Fonti locali dell'agenzia Misna hanno già raccontato che a Bamako non tutti vedono
di buon occhio un intervento esterno sul territorio nazionale e che alcune forze sono
convinte che l’esercito maliano sia in grado di affrontare da solo la crisi del Nord,
passato da tre mesi sotto il controllo di ribelli tuareg e islamici. Su questo punto
esistono significative divisioni all’interno della classe politica: c’è chi, come
il Fronte democratico e repubblicano (Fdr, anti giunta), considera “necessario” il
sostegno della Cedeao, che per ora non ha reagito all’iniziativa di Bamako. Intanto
due esponenti della mediazione dell’Africa occidentale – il ministro degli Esteri
burkinabé Djibril Bassolé e l’ivoriano Ally Coulibaly – sono arrivati a Parigi per
incontrare il presidente in esilio, Traoré, che sabato scorso non ha potuto partecipare
al vertice di Ouagadougou (Burkina Faso). Secondo alcuni osservatori, gli inviati
nella capitale francese potrebbero esercitare pressioni sul capo di Stato ad interim
perché rientri in patria e costituisca un governo di unità nazionale entro la scadenza
del 31 luglio. Dopo quella data la Cedeao escluderà il Mali dalle istituzioni regionali.

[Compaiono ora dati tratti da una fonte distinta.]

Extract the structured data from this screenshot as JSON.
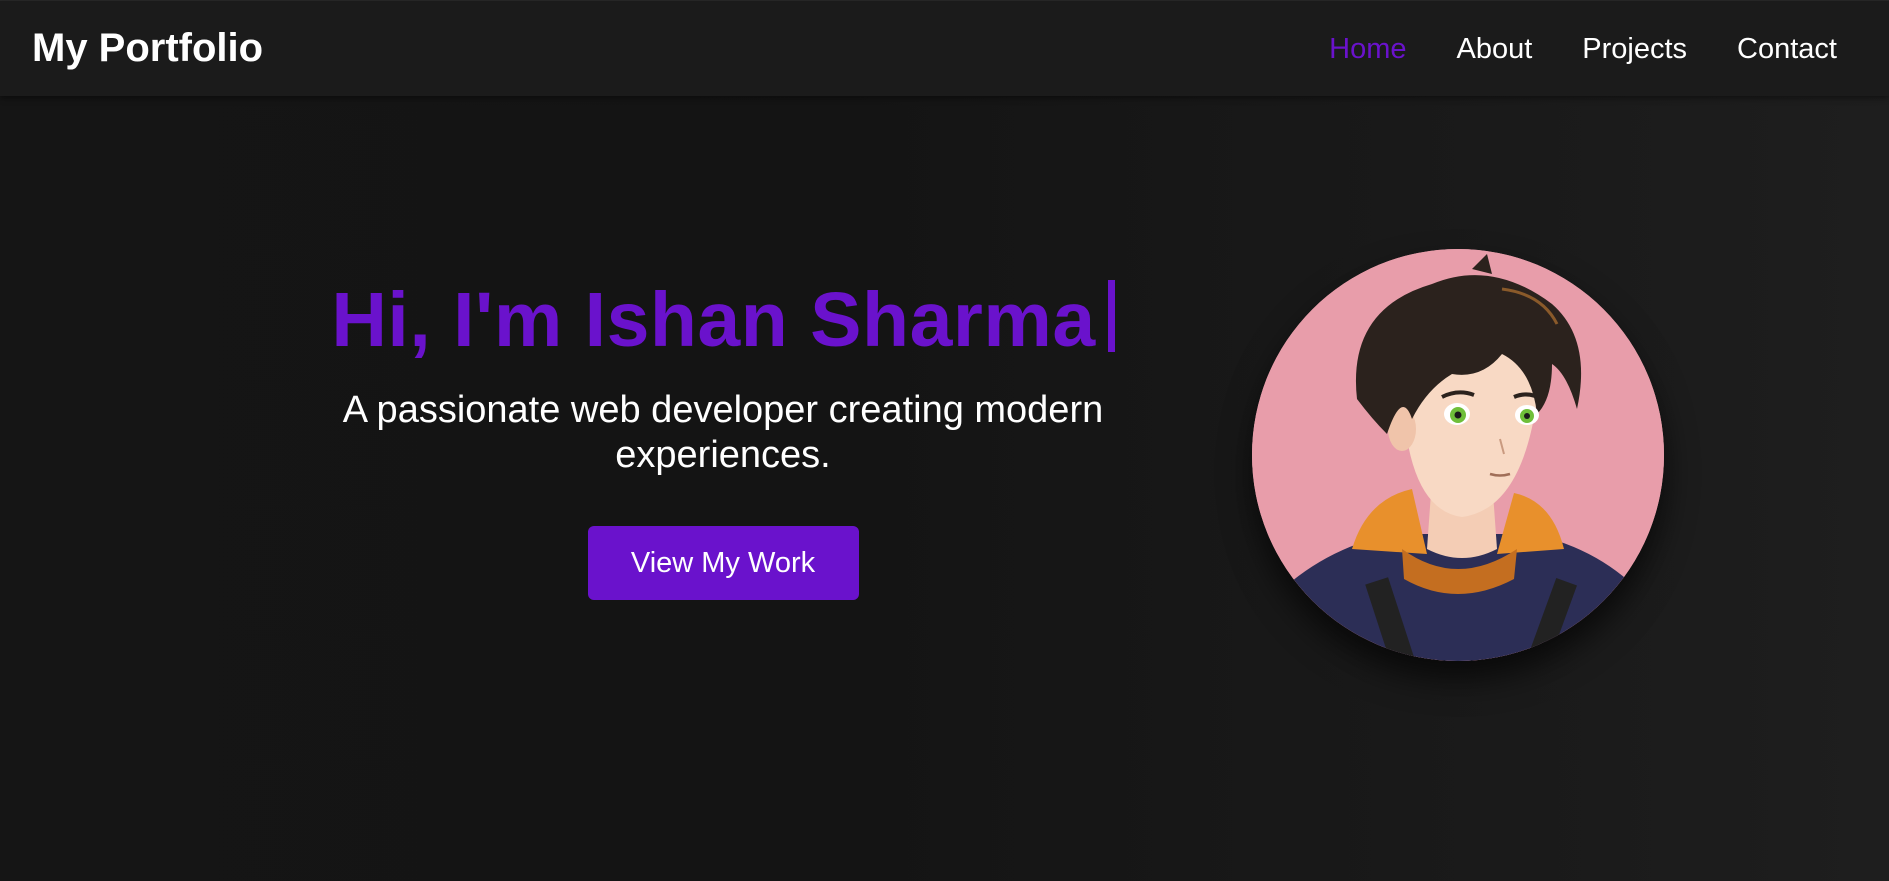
{
  "brand": {
    "title": "My Portfolio"
  },
  "nav": {
    "items": [
      {
        "label": "Home",
        "active": true
      },
      {
        "label": "About",
        "active": false
      },
      {
        "label": "Projects",
        "active": false
      },
      {
        "label": "Contact",
        "active": false
      }
    ]
  },
  "hero": {
    "heading": "Hi, I'm Ishan Sharma",
    "subtitle": "A passionate web developer creating modern experiences.",
    "button_label": "View My Work"
  },
  "colors": {
    "accent": "#6a12cc",
    "background": "#161616",
    "navbar": "#1b1b1b",
    "text": "#ffffff",
    "avatar_background": "#e79fae"
  },
  "avatar": {
    "icon": "anime-boy-avatar"
  }
}
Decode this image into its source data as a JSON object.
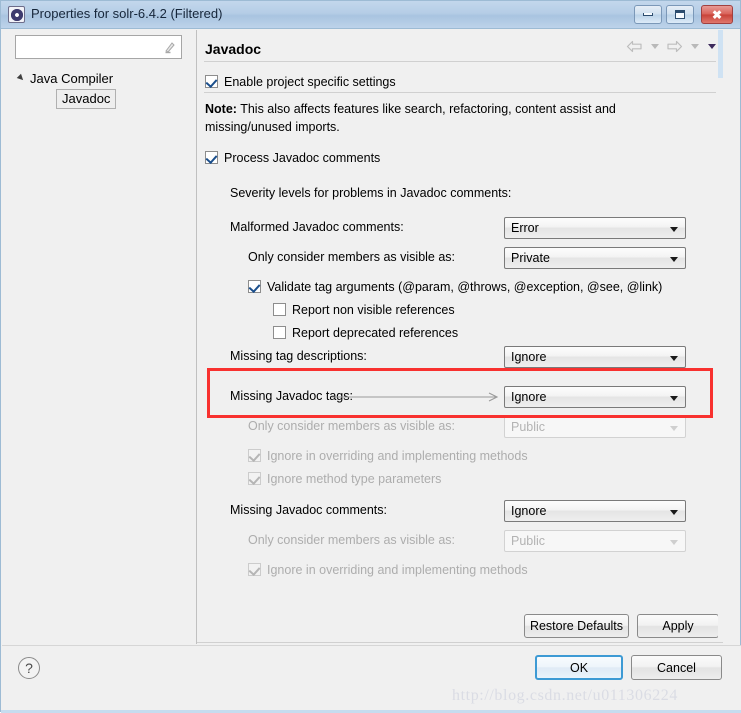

Da Traoré dipendono anche le sorti del Nord: formalmente è lui che deve chiedere alle
Nazioni Unite e alla Cedeao il dispiegamento di una forza regionale a sostegno delle
truppe maliane per difendere l’integrità del territorio nazionale. Di un parere diverso
è il governo della confinante Algeria. “La crisi del Mali deve essere risolta nell’ambito
di un accordo politico in modo da evitare un intervento militare. Siamo convinti che
esiste ancora uno spiraglio importante per una soluzione negoziata: questa è la nostra
posizione comune” ha dichiarato il ministro degli Esteri Mourad Medelci al termine
di un incontro ad Algeri dell’Unione del Maghreb arabo (Uma). (R.P.)